Clive Davis is more than just a living legend- his influence has defined music for the last five decades. He gave us Janis Joplin, Bruce Springsteen, Carlos Santana, Billy Joel, Aerosmith, Pink Floyd (in America), and Earth, Wind & Fire, to name a few. And he didn’t stop there- throughout the years, he has continued to sign top artists like Aretha Franklin, Dionne Warwick, Barry Manilow, Brad Paisley, Alicia Keys and The Grateful Dead. He even founded Bad Boy Records alongside Sean Combs and LaFace Records with Babyface and L.A. Reid.
In short, he’s an unstoppable force that the industry calls “The Golden Ear.”
While reading his biography, I was positively captivated. Clive has defied all odds to become the most successful man in the music industry. He was born into a middle-class family in Brooklyn, New York, and nothing more than his drive and aptitude earned him a full scholarship at NYU before receiving a law degree from Harvard University.
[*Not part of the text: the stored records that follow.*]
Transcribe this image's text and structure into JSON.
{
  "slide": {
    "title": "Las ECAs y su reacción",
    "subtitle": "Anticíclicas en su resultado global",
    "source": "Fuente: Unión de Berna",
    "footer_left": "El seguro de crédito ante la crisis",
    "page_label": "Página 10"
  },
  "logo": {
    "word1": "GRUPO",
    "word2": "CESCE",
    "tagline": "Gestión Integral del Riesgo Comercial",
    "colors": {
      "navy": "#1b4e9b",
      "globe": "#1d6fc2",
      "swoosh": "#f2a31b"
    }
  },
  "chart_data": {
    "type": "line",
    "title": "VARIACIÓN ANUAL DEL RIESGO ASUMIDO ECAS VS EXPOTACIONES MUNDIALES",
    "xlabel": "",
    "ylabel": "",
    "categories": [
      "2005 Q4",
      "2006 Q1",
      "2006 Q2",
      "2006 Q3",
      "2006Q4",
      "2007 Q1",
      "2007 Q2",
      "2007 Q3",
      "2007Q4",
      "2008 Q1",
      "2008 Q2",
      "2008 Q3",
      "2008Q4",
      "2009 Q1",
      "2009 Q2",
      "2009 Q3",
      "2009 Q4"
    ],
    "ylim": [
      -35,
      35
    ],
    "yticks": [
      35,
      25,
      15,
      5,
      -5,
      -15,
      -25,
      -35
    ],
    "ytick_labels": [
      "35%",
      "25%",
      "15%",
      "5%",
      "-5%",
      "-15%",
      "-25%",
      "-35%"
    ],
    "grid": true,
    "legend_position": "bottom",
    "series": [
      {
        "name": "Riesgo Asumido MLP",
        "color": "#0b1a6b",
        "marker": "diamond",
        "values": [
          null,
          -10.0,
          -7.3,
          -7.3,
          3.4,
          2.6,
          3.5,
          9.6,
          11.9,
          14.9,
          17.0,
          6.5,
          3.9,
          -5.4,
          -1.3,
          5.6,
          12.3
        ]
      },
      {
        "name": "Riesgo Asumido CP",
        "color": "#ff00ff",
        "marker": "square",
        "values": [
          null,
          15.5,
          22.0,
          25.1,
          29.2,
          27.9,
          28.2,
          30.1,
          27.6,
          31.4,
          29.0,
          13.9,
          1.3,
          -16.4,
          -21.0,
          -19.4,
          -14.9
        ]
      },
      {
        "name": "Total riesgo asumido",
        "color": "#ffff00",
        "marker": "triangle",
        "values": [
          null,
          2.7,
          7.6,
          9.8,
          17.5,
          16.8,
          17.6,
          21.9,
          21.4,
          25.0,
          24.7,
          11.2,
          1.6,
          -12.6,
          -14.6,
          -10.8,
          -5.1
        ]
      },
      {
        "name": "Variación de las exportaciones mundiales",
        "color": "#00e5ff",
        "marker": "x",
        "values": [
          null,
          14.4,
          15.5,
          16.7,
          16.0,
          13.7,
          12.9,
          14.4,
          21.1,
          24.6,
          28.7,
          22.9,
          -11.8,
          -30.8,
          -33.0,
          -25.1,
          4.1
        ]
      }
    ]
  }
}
His intention might have never been music, but I have a firm belief that music finds you. You don’t have to be a creator for the passion to flow through your veins. When Davis found himself President of Columbia Records in 1967 with no background in the music industry, he not only rose to the occasion- he shattered records, defined an era and earned the respect of an entire industry, both artists and executives.
Last night, I attended Clive’s screening of his new feature-length documentary “Soundtrack of Our Lives,” at the ArcLight Hollywood, where he also did a Q&A afterwards. The film was breathtaking- by the time you left the theater, you felt like you knew the most powerful man in music. Better yet, you liked him…a lot. Clive’s twinkling eyes and astute taste are a wicked combination, and while he’s incredibly powerful, there’s a humbleness to him that makes him feel approachable.
The film is a musical education beginning with the late 1960s through the death of Whitney Houston, a pinnacle moment in Clive’s professional and personal life. The vintage video clips of artists like Springsteen, Aretha Franklin and Whitney Houston are worth the price of admission alone, giving us insight to how well-loved Clive has been throughout his career. The way he treated his artists and colleagues was also a huge takeaway for me- he leads with respect and an unmatchable passion. Notably in the documentary, a few of his artists attested to how attentive he was, always making them feel like a priority.
And last night, as dozens gathered around him to have a moment with Clive, he never rushed. As he shook hands, he listened to people’s stories of gratitude and awe, only politely declining photographs so he could speak with more people.
And right there, in that theater, I witnessed first-hand the magic of Clive Davis.
You need to see this documentary- it'll be the best thing you've watched all year. Available on Apple Music on Oct. 3.